Ada memang bebarapa SKB yang berhasil memandirikan kelompok binaannya dengan usaha ekonomi produktif, namun belum sebanding dengan anggaran yang dikucurkan oleh pemerintah. Harus diakui disana sini masih terdapat kebocoran dana untuk kepentingan insidental tak terduga yang tidak bisa dianggarkan namun harus dikeluarkan, sehingga yang terjadi adalah 'pengaturan anggaran'. Sebenarnya semua itu bisa diatur, asalkan ada komitmen yang kuat untuk menyelenggarakan program yang benar-benar bisa dirasakan oleh masyarakat yang menjadi sasaran didik.

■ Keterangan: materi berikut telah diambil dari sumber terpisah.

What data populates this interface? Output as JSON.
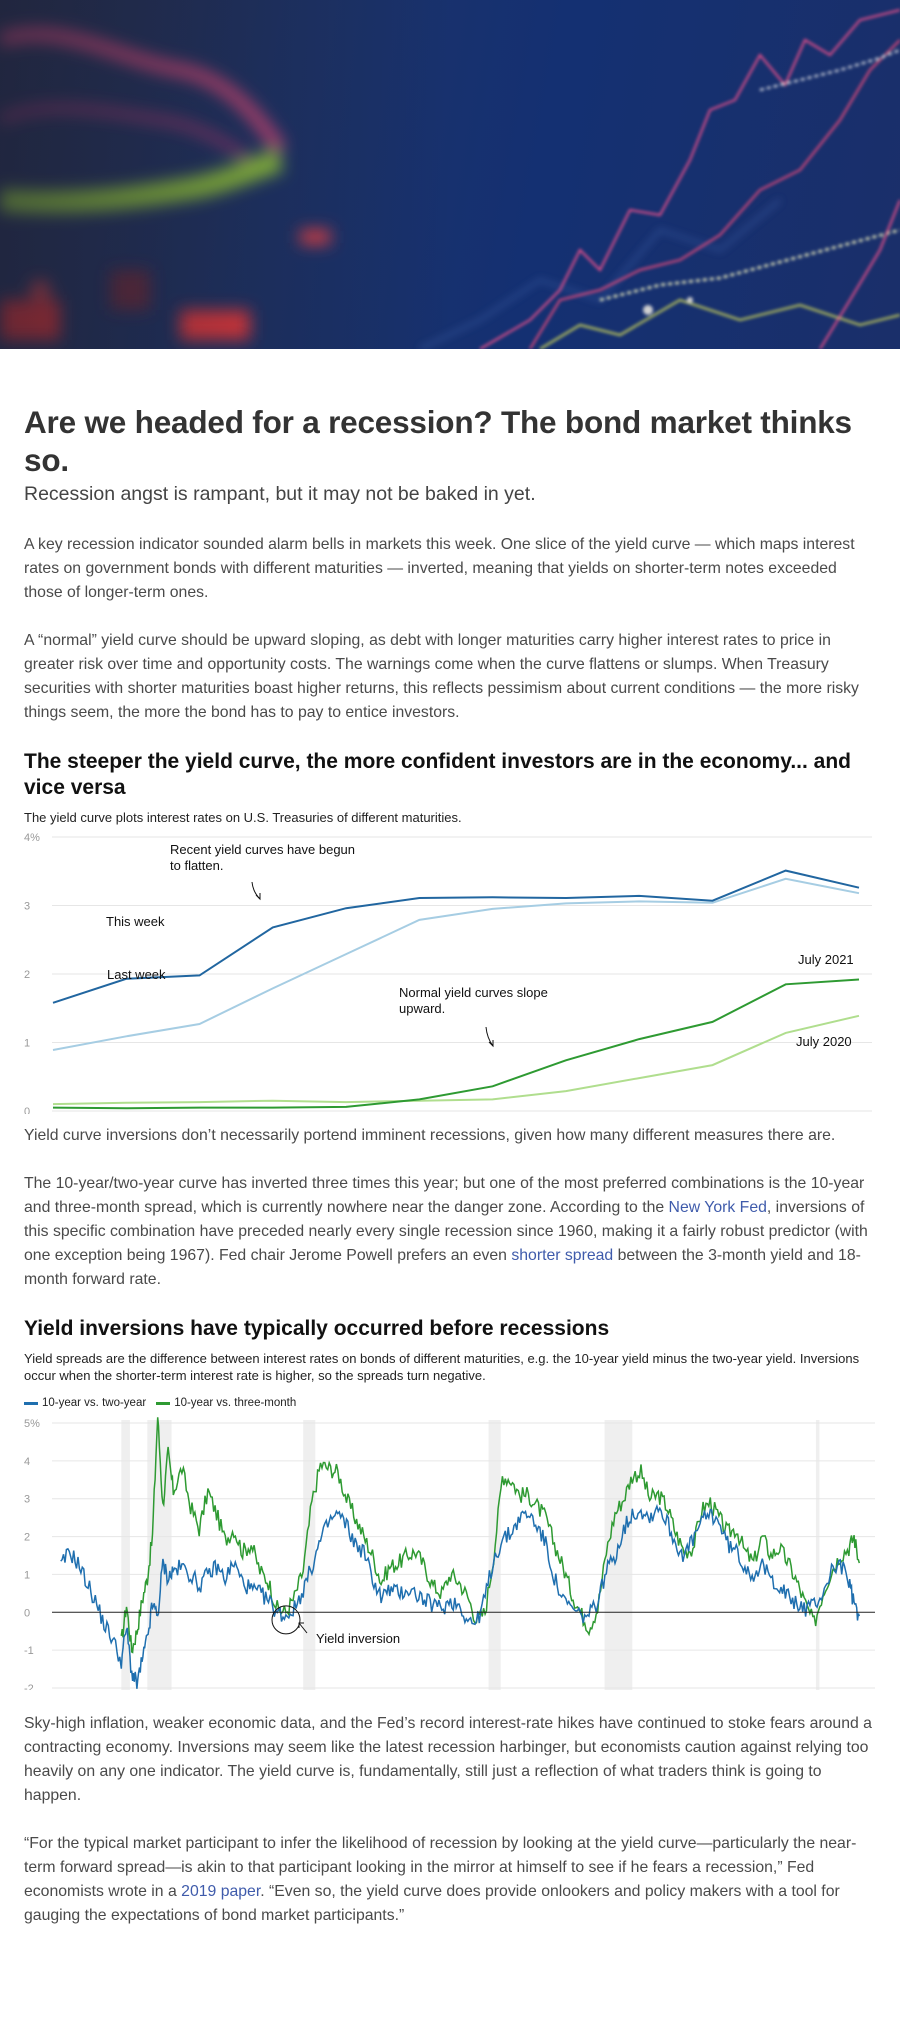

Kiranya sudah saatnyalah ada perubahan paradigma dalam mensikapi dana program agar masalah wajib belajar, putus sekolah dan buta aksara itu bisa dikurangi secara signifikan, sehingga program pendidikan nonformal itu memang bisa memberdayakan sasaran didik, dalam arti ikut meningkatkan kesejahteran dan kualitas hidup sasaran didik. Begitu juga pihak Direktorat dalam menyelenggarakan diklat, hendaknya tidak sekedar mempresentasikan aneka kebijakan departemen saja, namun lebih menukik pada permasalahan pemberdayaan guna membongkar lingkaran kemiskinan, keterbelakangan dan kebodohan melalui program yang aplikatif, termasuk sudah waktunyalah pihak Direktorat mendorong keberadaan aneka forum penggiat pendidikan nonformal untuk segera berkiprah nyata, tidak hanya melulu sibuk rapat sambil merapat untuk merapatkan barisan menikmati fasilitas yang didapat.

Mudah-mudahan tulisan ini bisa menginspirasi dan menyadarkan para penggiat pendidikan nonformal untuk berbuat demi kemaslahatan ummat. Wasalam.[eb]



*penulis bekerja di bppnfi reg-4 surabaya.